I'm struggling to figure out this question. Part a) and b) I can do fine, but part c) has me stumped.
Question: a) Find the ninth roots of unity
b) Hence show that: $$z^6+z^3+1=(z^2-2\cos\frac{2\pi}9+1)(z^2-2\cos\frac{4\pi}9+1)(z^2-2\cos\frac{8\pi}9+1)$$ c)Deduce that: $$2\cos(3\theta)+1=8\left(\cos\theta-\cos\frac{2\pi}9\right)\left(\cos\theta-\cos\frac{4\pi}9\right)\left(\cos\theta-\cos\frac{8\pi}9\right)$$
Divide both sides by $z^3$
$$z^3+\dfrac1{z^3}+1=\prod_{r=1}^3\left(z+\dfrac1z-2\cos\dfrac{2^r\pi}9\right)$$
Now set $z=e^{i\theta}$
Use Intuition behind euler's formula to find
$z^m+\dfrac1{z^m}=2\cos m\theta$ for integer $m$
Well then $9$ ninth roots of unity are $r_k = \cos \frac {2k\pi}9 + i \sin\frac {2k\pi}9$ for $k = 0..... 9$.
Now $(z^6 + z^3 + 1)(z^3 - 1) = z^9 -1 = (z-r_0)(z-r_1)(z-r_2)....(z-r_8)$.
And $(z^6 + z^3 + 1) = \frac {(z-r_0)(z-r_1)(z-r_2)....(z-r_8)}{z^3 -1}$.
Now notice the $3$ third roots of unity are $s_j = \cos \frac {2j\pi}3 + i\sin \frac {2j\pi}3= \cos \frac {2*3j\pi}9 + i\sin \frac {2*3j\pi}9 = r_{3j}$.
So the three third roots of unity or $r_0, r_3, $ and $r_6$ and $z^3-1 = (z-r_0)(z-r_3)(z-r_6)$.
So $(z^6 + z^3 + 1) = \frac {(z-r_0)(z-r_1)(z-r_2)....(z-r_8)}{z^3 -1}=$
$\frac {(z-r_0)(z-r_1)(z-r_2)....(z-r_8)}{(z-r_0)(z-r_3)(z-r_6)} = $
$(z-r_1)(z-r_2)(z-r_4)(z-r_5)(z-r_7)(z-r_8)=$
$[(z-r_1)(z-r_8)][(z-r_2)(z-r_7)][(z-r_4)(z-r_5)]$.
Now notice that $[(z-r_k)(z-r_{9-k})] =$
$(z - (\cos \frac {2k\pi}9 + i\sin\frac {2k\pi}9))(z - (\cos \frac {2(9-k)\pi}9 + i\sin\frac {2(9-k)\pi}))=$.
(remember your basic trig $\cos|\sin (2\pi + x) = \cos|\sin x$ and $\cos(-x)= \cos x$ and $\sin (-x) = -\sin x$. So....)
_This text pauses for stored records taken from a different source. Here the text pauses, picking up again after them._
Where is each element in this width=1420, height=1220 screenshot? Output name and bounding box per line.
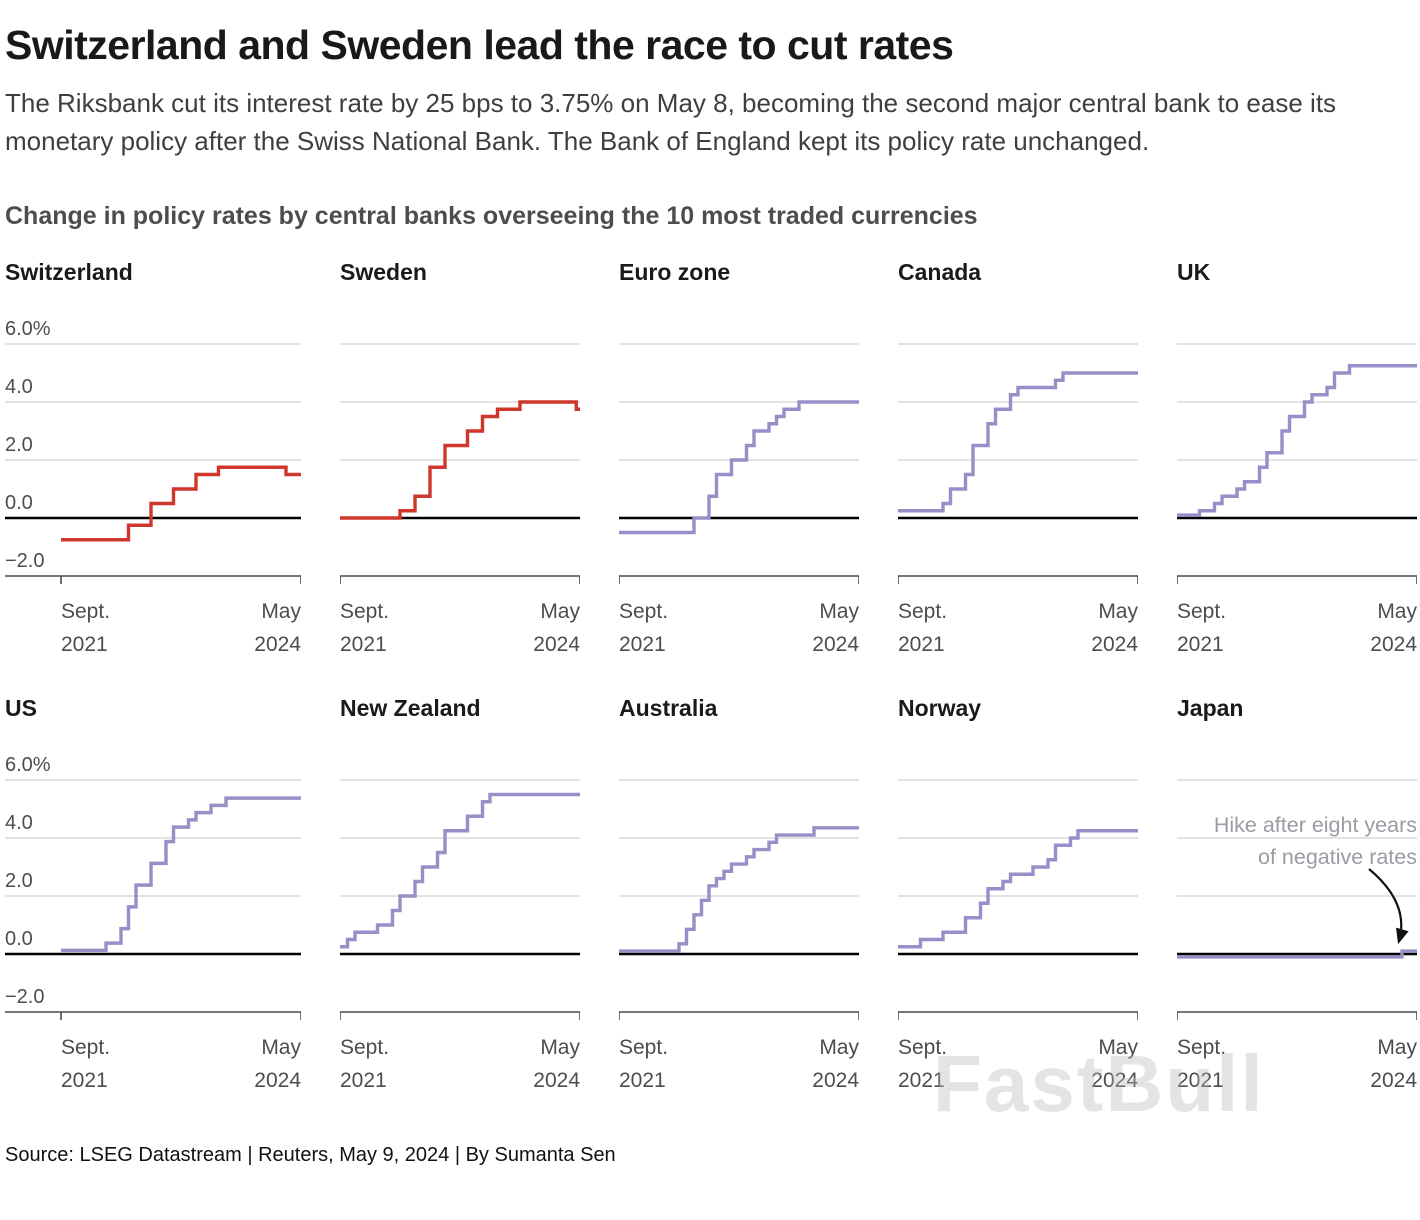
chart-plot: 6.0% 4.0 2.0 0.0 −2.0 — [5, 754, 301, 1021]
x-axis-label-start: Sept. 2021 — [898, 600, 948, 656]
rate-line — [1177, 949, 1417, 960]
x-axis-label-end: May 2024 — [533, 1036, 580, 1093]
chart-country-label: Sweden — [340, 259, 427, 286]
x-axis-labels: Sept. 2021 May 2024 — [1177, 596, 1417, 661]
x-axis-labels: Sept. 2021 May 2024 — [340, 1032, 580, 1097]
x-axis-label-end: May 2024 — [1091, 600, 1138, 656]
y-axis-tick-label: 0.0 — [5, 928, 33, 950]
x-axis-labels: Sept. 2021 May 2024 — [898, 1032, 1138, 1097]
rate-line — [61, 465, 301, 542]
header: Switzerland and Sweden lead the race to … — [5, 22, 1420, 231]
rate-line — [898, 829, 1138, 949]
x-axis-labels: Sept. 2021 May 2024 — [1177, 1032, 1417, 1097]
x-axis-label-start: Sept. 2021 — [340, 1036, 390, 1093]
y-axis-tick-label: 0.0 — [5, 492, 33, 514]
x-axis-label-end: May 2024 — [812, 1036, 859, 1093]
chart-country-label: Australia — [619, 695, 718, 722]
chart-country-label: Japan — [1177, 695, 1244, 722]
x-axis-label-start: Sept. 2021 — [1177, 600, 1227, 656]
chart-plot — [898, 779, 1138, 1021]
y-axis-tick-label: 6.0% — [5, 754, 51, 776]
chart-japan: Japan Sept. 2021 May 2024 Hike after eight ye… — [1177, 695, 1417, 1097]
x-axis-label-start: Sept. 2021 — [1177, 1036, 1227, 1093]
footer: Source: LSEG Datastream | Reuters, May 9… — [5, 1144, 1420, 1167]
x-axis-label-start: Sept. 2021 — [61, 1036, 111, 1093]
charts-grid: Switzerland 6.0% 4.0 2.0 0.0 −2.0 Sept. 2021 May… — [5, 259, 1420, 1097]
y-axis-tick-label: 2.0 — [5, 870, 33, 892]
page-title: Switzerland and Sweden lead the race to … — [5, 22, 954, 68]
chart-country-label: Switzerland — [5, 259, 133, 286]
x-axis-labels: Sept. 2021 May 2024 — [340, 596, 580, 661]
chart-plot — [1177, 343, 1417, 585]
y-axis-tick-label: 2.0 — [5, 434, 33, 456]
rate-line — [340, 793, 580, 949]
chart-country-label: New Zealand — [340, 695, 481, 722]
x-axis-label-end: May 2024 — [254, 600, 301, 656]
chart-australia: Australia Sept. 2021 May 2024 — [619, 695, 859, 1097]
chart-plot — [619, 779, 859, 1021]
y-axis-tick-label: 4.0 — [5, 376, 33, 398]
x-axis-label-start: Sept. 2021 — [61, 600, 111, 656]
x-axis-labels: Sept. 2021 May 2024 — [898, 596, 1138, 661]
chart-plot — [1177, 779, 1417, 1021]
x-axis-label-end: May 2024 — [1370, 1036, 1417, 1093]
chart-country-label: UK — [1177, 259, 1211, 286]
x-axis-label-start: Sept. 2021 — [340, 600, 390, 656]
chart-euro-zone: Euro zone Sept. 2021 May 2024 — [619, 259, 859, 661]
x-axis-label-end: May 2024 — [812, 600, 859, 656]
japan-annotation: Hike after eight years of negative rates — [1213, 813, 1417, 869]
chart-sweden: Sweden Sept. 2021 May 2024 — [340, 259, 580, 661]
rate-line — [340, 400, 580, 521]
x-axis-label-end: May 2024 — [1091, 1036, 1138, 1093]
chart-plot — [340, 343, 580, 585]
x-axis-label-end: May 2024 — [1370, 600, 1417, 656]
rate-line — [619, 826, 859, 954]
source-note: Source: LSEG Datastream | Reuters, May 9… — [5, 1143, 616, 1166]
x-axis-labels: Sept. 2021 May 2024 — [619, 596, 859, 661]
y-axis-tick-label: −2.0 — [5, 550, 44, 572]
x-axis-label-start: Sept. 2021 — [898, 1036, 948, 1093]
rate-line — [1177, 364, 1417, 518]
y-axis-tick-label: 6.0% — [5, 318, 51, 340]
chart-us: US 6.0% 4.0 2.0 0.0 −2.0 Sept. 2021 May 2024 — [5, 695, 301, 1097]
section-heading: Change in policy rates by central banks … — [5, 202, 978, 231]
x-axis-labels: Sept. 2021 May 2024 — [61, 1032, 301, 1097]
x-axis-label-end: May 2024 — [254, 1036, 301, 1093]
y-axis-tick-label: 4.0 — [5, 812, 33, 834]
chart-uk: UK Sept. 2021 May 2024 — [1177, 259, 1417, 661]
chart-country-label: Canada — [898, 259, 982, 286]
chart-new-zealand: New Zealand Sept. 2021 May 2024 — [340, 695, 580, 1097]
chart-country-label: Euro zone — [619, 259, 731, 286]
chart-switzerland: Switzerland 6.0% 4.0 2.0 0.0 −2.0 Sept. 2021 May… — [5, 259, 301, 661]
page-subtitle: The Riksbank cut its interest rate by 25… — [5, 88, 1337, 156]
chart-plot — [340, 779, 580, 1021]
main-content: Switzerland 6.0% 4.0 2.0 0.0 −2.0 Sept. 2021 May… — [5, 259, 1420, 1097]
rate-line — [898, 371, 1138, 513]
rate-line — [61, 796, 301, 953]
x-axis-labels: Sept. 2021 May 2024 — [619, 1032, 859, 1097]
y-axis-tick-label: −2.0 — [5, 986, 44, 1008]
rate-line — [619, 400, 859, 535]
chart-canada: Canada Sept. 2021 May 2024 — [898, 259, 1138, 661]
x-axis-labels: Sept. 2021 May 2024 — [61, 596, 301, 661]
chart-norway: Norway Sept. 2021 May 2024 — [898, 695, 1138, 1097]
x-axis-label-end: May 2024 — [533, 600, 580, 656]
chart-country-label: US — [5, 695, 37, 722]
chart-country-label: Norway — [898, 695, 982, 722]
chart-plot — [898, 343, 1138, 585]
x-axis-label-start: Sept. 2021 — [619, 1036, 669, 1093]
chart-plot — [619, 343, 859, 585]
chart-plot: 6.0% 4.0 2.0 0.0 −2.0 — [5, 318, 301, 585]
x-axis-label-start: Sept. 2021 — [619, 600, 669, 656]
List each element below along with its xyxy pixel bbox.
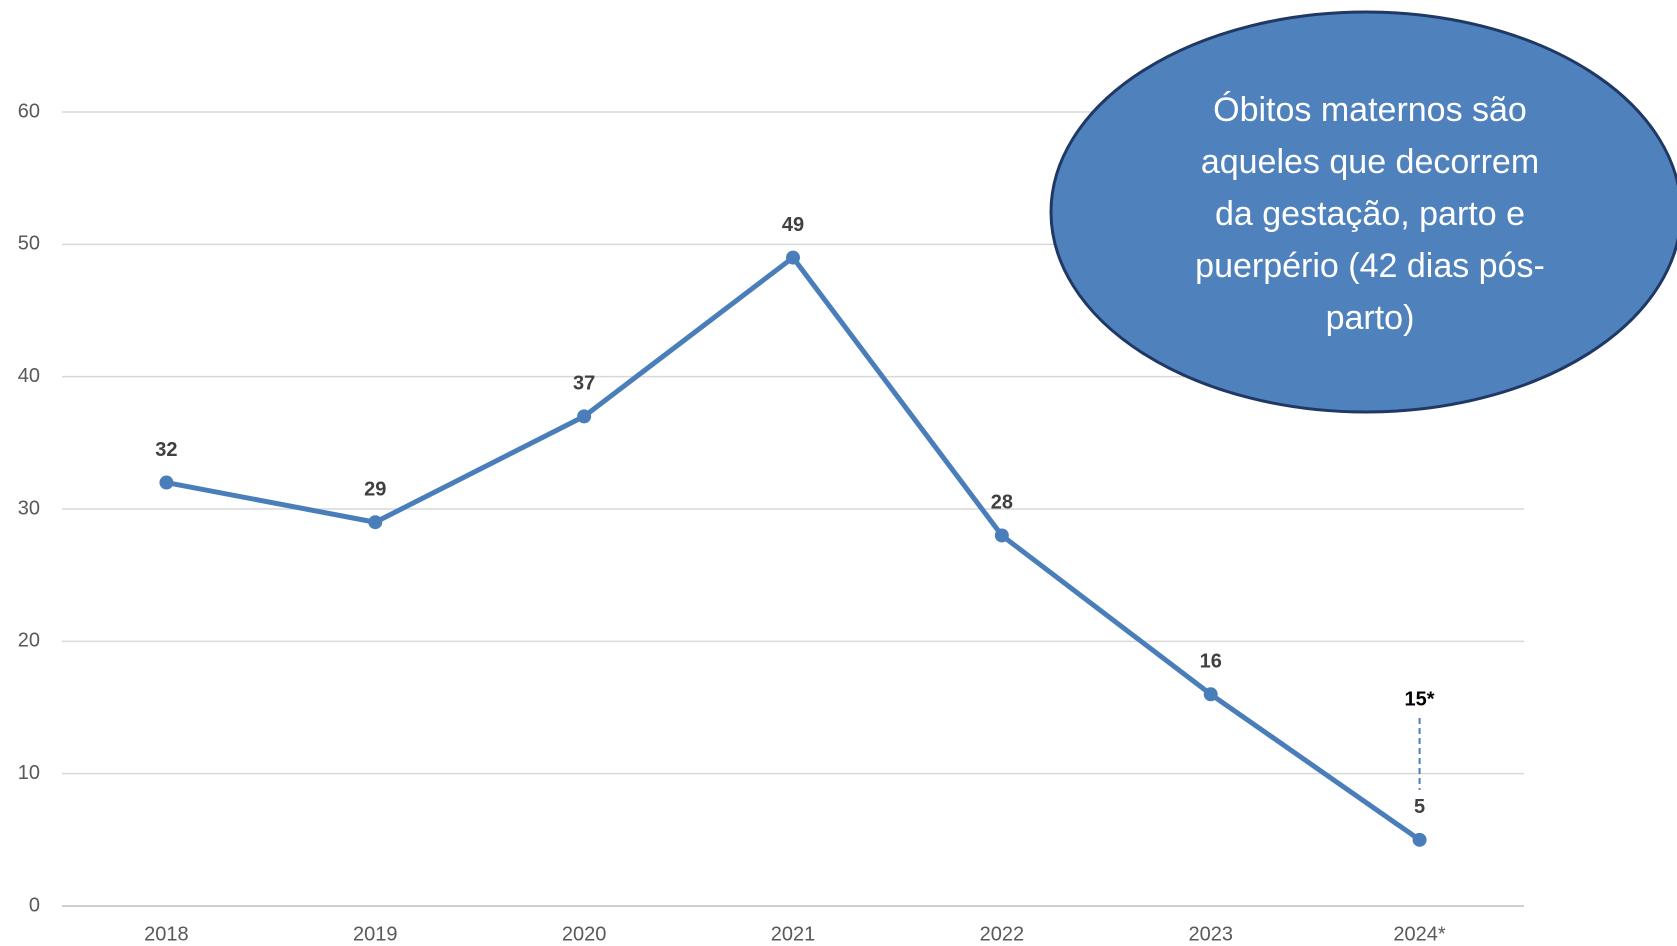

$\cos \frac{2(9-k)\pi}9 = \cos \frac {18\pi -2k\pi}=\cos\frac {-2k\pi}9 = \cos \frac {2k\pi}9$
And $\sin\frac{2(9-k)\pi}9 = \sin \frac {18\pi -2k\pi}=\sin\frac {-2k\pi}9 = -\sin \frac {2k\pi}9$
So
$[(z-r_k)(z-r_{9-k})] =$
$(z - (\cos \frac {2k\pi}9 + i\sin\frac {2k\pi}9))(z - (\cos \frac {2(9-k)\pi}9 + i\sin\frac {2(9-k)\pi}))=$
$(z - [\cos \frac {2k\pi}9 + i\sin\frac {2k\pi}9])((z - [\cos \frac {2k\pi}9 - i\sin\frac {2k\pi}9])=$
$z^2 -z([\cos \frac {2k\pi}9 + i\sin\frac {2k\pi}9]+ [\cos \frac {2k\pi}9 - i\sin\frac {2k\pi}9]) + [\cos \frac {2k\pi}9 + i\sin\frac {2k\pi}9][\cos \frac {2k\pi}9 - i\sin\frac {2k\pi}9]=$
$z^2- 2\cos\frac {2k\pi}9 + (\cos^2 \frac {2k\pi}9 + \sin^2\frac {2k\pi}9)=$
$z^2 - 2\cos\frac {2k\pi}9 + 1$.
And that's it....
$z^6 +z^3 + 1 = [(z-r_1)(z-r_8)][(z-r_2)(z-r_7)][(z-r_4)(z-r_5)]=$
$(z^2 -2\cos\frac {2\pi}9 + 1)(z^2- 2\cos \frac {4\pi}9+1) (z^2 - 2\cos\frac {6\pi}9+1)$.